If jokes
Q: If cats have cat babies, dogs have dog babies, and tigers have tiger babies, what do fish have?
A: Eggs.
What do you get if you cross hot wheels, hot legs? Hehe.
Orphans would be upset if they went to FamilyMart.
'Cause they sell oden, not a family.
Well, I didn’t get as high as I wanted to, but I’m high enough that if I fall I’d probably break something.
My jokes are pretty "bone-arifick," if I say so myself. Hehhehe... Get it?
Memes
Me listening to some random lgbtq protester say Its racist to ask somebody if they want free fried chicken
If a chicken flies into the plane and the plane crashes, whose fault is it?
A: The driver's. Chickens can't fly.
Roses are red, I like weed,
If you say yes then I'll do a "good deed."
If I had a coin for every time someone said, "If I had a coin," I'd still be living paycheck to paycheck.
What would the Mandalorian be called if it was made in an aquatic center?
Mandachlorian.
If my cat were a cactus, doesn't that make him the catus?
Mom: I'm going to the shop. If someone is at the door, don't open it.
Me: Ok.
*Ring*
Me: Opens the door.
Oh sh*t!
Mom: Gets flip flop.
You can get the park in the park with you if I have park in your car, and I will be there in a couple of hours. Would you be able to pick them out at your house, and I will pick you up, and I will be at your place at your convenience. I can get them in a little while. I’m at the park. Bye.
I’m enyaw and I fancy my PE teacher. She is called Kelly Pearce and I go to Beckfoot Oakbank. I always watch her because I am a creep. I live at school under the stairs, but I also try [to] follow her home, and if I'm unsuccessful I look her up on a dodgy website and go on Google maps and look at her door.
An optimist says, "The glass is half full."
A pessimist says, "The glass is half empty."

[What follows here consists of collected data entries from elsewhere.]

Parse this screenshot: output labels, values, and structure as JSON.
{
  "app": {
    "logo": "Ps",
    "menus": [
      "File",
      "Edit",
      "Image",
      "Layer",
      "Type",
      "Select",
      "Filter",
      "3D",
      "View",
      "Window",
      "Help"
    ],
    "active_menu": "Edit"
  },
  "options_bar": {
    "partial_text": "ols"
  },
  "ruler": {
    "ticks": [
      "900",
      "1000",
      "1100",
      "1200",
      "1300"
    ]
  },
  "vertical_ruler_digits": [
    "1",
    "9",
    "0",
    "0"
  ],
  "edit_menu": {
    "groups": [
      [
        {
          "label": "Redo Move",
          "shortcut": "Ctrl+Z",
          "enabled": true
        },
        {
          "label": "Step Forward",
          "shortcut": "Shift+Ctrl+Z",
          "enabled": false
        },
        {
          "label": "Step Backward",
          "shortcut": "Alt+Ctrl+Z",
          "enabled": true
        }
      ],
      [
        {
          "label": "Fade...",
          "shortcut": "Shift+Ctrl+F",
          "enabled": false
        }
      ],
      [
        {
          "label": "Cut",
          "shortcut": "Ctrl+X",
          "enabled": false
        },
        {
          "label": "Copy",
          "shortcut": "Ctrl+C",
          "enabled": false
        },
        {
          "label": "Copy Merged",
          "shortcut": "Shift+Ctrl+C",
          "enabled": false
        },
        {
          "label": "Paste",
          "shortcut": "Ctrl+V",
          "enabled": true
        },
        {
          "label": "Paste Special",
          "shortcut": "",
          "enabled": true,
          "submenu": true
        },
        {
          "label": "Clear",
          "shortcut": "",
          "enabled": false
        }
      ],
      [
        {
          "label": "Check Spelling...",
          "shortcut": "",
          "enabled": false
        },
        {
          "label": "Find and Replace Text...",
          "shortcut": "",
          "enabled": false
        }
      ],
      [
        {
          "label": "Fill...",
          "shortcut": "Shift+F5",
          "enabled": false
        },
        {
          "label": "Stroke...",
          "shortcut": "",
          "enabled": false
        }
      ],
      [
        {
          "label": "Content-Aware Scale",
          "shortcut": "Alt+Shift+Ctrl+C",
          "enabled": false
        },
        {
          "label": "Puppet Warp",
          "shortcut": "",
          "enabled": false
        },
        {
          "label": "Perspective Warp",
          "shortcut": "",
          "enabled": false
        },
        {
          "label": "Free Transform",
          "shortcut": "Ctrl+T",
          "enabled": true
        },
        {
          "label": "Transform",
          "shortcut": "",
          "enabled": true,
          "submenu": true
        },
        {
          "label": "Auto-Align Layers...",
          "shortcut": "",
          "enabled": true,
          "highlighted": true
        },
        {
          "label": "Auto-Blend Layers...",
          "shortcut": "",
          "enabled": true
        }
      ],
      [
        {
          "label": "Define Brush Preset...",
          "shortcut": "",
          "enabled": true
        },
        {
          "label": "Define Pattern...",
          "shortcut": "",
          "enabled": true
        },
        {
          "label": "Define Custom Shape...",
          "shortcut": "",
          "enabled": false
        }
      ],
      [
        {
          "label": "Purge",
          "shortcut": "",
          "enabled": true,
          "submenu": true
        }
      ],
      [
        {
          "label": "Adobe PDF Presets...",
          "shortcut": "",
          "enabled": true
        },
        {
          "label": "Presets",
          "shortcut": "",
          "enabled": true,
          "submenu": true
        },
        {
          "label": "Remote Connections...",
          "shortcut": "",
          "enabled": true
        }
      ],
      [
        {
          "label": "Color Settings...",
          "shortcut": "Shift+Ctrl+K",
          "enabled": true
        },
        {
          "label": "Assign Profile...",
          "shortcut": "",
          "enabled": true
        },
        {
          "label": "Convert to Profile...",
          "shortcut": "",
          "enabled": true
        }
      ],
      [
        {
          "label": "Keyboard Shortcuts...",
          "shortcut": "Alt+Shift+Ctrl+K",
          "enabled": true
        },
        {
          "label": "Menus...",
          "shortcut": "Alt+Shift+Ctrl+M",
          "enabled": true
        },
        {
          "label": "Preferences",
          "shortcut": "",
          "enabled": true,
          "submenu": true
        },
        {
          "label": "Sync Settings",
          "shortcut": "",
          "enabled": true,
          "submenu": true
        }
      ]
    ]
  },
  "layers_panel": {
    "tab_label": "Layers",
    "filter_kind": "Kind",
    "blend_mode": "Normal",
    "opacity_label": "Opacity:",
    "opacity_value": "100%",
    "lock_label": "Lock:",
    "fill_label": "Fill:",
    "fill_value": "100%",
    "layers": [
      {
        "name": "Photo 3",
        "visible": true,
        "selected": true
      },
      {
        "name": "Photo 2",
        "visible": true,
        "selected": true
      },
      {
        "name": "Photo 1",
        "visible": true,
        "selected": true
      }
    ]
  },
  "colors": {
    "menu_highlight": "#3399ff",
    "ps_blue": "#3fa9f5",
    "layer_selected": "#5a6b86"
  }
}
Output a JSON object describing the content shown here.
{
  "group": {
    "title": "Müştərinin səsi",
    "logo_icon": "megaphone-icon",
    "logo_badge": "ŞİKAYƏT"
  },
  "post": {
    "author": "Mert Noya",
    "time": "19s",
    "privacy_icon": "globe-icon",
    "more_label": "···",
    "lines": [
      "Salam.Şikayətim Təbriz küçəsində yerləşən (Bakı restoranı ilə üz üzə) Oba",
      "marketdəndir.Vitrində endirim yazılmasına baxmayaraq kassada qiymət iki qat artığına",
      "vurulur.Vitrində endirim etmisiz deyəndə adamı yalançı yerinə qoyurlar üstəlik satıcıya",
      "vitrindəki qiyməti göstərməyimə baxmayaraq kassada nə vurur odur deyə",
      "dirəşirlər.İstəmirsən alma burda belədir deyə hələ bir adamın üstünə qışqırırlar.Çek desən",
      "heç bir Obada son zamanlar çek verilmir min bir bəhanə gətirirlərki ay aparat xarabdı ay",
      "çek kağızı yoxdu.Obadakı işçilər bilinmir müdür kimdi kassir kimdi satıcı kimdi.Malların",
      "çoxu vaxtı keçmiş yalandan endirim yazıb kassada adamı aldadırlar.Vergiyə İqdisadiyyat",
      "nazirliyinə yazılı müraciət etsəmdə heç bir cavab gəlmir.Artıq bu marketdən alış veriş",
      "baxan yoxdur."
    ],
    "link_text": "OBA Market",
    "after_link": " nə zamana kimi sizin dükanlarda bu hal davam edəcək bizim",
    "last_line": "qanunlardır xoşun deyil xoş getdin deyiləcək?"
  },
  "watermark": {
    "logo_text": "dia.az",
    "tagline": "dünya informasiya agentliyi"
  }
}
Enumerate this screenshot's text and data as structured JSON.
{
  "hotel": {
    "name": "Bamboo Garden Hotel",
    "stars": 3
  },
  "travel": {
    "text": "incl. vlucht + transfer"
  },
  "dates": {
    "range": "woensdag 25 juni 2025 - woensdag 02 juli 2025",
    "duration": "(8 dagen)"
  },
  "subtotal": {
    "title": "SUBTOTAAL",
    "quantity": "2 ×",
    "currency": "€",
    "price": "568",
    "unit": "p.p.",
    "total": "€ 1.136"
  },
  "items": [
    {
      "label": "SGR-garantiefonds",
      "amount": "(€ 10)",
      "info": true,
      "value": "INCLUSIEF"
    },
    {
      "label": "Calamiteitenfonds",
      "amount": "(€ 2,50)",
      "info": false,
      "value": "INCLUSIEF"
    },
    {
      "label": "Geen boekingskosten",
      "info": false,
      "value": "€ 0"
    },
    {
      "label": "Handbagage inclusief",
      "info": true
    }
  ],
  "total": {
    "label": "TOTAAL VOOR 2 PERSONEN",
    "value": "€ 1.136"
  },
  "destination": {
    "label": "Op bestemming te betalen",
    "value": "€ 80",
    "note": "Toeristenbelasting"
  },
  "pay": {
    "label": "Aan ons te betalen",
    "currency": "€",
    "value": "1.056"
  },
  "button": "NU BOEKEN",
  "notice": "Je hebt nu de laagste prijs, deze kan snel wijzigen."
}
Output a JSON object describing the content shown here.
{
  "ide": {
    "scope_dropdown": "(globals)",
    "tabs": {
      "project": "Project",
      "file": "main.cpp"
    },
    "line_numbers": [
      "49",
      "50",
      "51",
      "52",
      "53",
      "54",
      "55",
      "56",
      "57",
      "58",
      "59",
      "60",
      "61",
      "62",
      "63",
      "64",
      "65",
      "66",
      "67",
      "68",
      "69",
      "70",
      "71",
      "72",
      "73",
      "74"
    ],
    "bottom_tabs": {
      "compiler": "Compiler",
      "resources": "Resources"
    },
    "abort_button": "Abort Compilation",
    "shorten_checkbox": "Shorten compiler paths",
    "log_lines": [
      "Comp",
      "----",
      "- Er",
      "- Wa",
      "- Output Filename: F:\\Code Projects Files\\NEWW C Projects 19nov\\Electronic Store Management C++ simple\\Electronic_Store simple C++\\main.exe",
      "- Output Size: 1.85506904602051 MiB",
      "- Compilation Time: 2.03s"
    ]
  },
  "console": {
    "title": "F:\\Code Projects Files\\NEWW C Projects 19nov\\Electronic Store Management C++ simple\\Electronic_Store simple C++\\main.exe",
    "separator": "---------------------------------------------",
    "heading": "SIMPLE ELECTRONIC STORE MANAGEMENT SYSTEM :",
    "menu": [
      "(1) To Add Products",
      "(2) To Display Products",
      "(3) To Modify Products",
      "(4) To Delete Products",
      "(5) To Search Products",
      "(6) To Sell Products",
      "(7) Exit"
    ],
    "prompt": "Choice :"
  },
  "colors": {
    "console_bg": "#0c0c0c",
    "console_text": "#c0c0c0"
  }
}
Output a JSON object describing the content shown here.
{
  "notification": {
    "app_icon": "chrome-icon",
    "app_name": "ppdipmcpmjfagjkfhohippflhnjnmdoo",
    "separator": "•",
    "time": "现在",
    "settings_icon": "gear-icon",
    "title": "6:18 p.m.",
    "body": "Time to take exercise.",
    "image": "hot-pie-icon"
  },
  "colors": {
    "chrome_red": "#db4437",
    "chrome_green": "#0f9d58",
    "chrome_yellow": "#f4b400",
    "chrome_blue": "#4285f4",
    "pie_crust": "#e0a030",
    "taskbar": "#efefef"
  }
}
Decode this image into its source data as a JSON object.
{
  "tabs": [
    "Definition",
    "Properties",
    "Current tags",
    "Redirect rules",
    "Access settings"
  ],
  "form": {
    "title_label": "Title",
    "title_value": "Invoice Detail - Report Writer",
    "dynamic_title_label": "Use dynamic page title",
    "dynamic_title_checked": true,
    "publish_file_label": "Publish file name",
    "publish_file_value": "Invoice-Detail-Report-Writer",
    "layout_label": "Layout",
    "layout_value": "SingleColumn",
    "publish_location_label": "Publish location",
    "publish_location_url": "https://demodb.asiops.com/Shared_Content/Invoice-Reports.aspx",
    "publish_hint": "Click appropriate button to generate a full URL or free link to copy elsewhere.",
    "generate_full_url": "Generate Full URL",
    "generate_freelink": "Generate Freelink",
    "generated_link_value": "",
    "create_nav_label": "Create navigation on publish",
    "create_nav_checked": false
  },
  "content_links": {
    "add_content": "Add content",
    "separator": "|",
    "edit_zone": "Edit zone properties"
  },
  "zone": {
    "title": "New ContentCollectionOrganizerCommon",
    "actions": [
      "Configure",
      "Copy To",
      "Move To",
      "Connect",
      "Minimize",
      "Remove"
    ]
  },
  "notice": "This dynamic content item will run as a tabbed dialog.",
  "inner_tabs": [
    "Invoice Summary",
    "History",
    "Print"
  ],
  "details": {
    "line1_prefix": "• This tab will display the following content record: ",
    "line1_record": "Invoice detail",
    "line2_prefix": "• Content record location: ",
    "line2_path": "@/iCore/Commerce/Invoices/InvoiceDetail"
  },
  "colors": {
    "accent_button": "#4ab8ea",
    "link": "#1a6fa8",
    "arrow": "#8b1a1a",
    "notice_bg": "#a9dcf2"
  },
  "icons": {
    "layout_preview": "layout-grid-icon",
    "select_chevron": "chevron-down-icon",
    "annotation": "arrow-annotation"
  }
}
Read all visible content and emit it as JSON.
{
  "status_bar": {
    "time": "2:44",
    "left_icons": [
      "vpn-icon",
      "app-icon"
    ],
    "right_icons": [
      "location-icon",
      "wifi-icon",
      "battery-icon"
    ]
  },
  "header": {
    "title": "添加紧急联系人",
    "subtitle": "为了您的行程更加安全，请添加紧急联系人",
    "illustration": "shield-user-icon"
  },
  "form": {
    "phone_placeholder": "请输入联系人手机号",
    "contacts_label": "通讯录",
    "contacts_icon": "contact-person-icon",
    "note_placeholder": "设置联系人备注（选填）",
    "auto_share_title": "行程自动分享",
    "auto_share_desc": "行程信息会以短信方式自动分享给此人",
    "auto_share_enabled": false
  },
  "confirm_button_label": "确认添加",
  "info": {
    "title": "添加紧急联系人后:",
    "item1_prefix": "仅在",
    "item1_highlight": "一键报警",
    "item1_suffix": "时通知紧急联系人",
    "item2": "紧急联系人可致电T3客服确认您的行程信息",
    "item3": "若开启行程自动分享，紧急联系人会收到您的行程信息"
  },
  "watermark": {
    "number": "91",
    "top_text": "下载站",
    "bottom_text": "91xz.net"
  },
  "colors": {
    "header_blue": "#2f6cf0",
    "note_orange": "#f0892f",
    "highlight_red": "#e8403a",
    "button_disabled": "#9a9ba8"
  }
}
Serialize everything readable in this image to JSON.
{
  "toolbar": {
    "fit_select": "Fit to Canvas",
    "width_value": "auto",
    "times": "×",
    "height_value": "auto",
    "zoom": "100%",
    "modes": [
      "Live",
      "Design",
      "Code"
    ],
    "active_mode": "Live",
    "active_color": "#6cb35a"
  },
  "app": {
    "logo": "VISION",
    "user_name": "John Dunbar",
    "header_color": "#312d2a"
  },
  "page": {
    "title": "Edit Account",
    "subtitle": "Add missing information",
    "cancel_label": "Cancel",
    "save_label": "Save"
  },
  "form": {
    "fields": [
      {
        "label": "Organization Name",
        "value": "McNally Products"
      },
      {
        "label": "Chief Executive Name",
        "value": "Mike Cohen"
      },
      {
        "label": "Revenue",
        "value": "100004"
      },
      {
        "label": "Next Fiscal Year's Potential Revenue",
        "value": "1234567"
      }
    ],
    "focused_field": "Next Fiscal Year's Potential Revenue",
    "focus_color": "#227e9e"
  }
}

A scientist walks by and says, "You guys are both wrong. The glass is technically completely full because it is half filled with air."
Then Africa comes by and says, "Stop arguing. At least you guys have water!"
Here's what to do if an annoying person keeps talking to you. First, ignore them until they ask you if you're going to respond. Then ask them: if they were walking down the street and a rabid dog suddenly started barking at them, would they get on all fours and bark back? After that, continue to ignore them.
If Trump pooped in a toilet, the toilet would die.
Me: *gives her 5 dollars* Climb that flag pole. Cute female: *takes the money and goes up the flag pole* Is this good? Me: Hell yeah, that's a nice view.
*Next day* Here's 10 dollars if you do it again. *She goes up there* Me: How's the view? *She goes home and her mom sees the money* Her mom: Where you getting this money? Her daughter: I climbed a flagpole. Her mom: You know he just wants you to see your panties, right? *She goes back and does it again but doesn't wear panties* Me: Holy shit ;-; Her mom: Did you do it again? Her daughter: Don't worry, Mom, he didn't get to see my panties. Her mom:...
Hi, I...
Sorry, my cat touched my computer. I don't know how to delete.
The joke is that if you take a cap off a bottle, is it decapitation?
Sorry guys, it's a hard word to spell.
You're gay.
If you read this.
Husband: "Honey, I just bought these special Olympic-style condoms!"
Wife: "Olympic-style condoms? What makes them so special?"
Husband: "They come in three colors: gold, silver, and bronze."
Wife: "Ooh, sweet. What color are you going to wear tonight?"
Husband: "Gold, of course!"
Wife: "Why don't you wear silver? It would be nice if you came second for a change."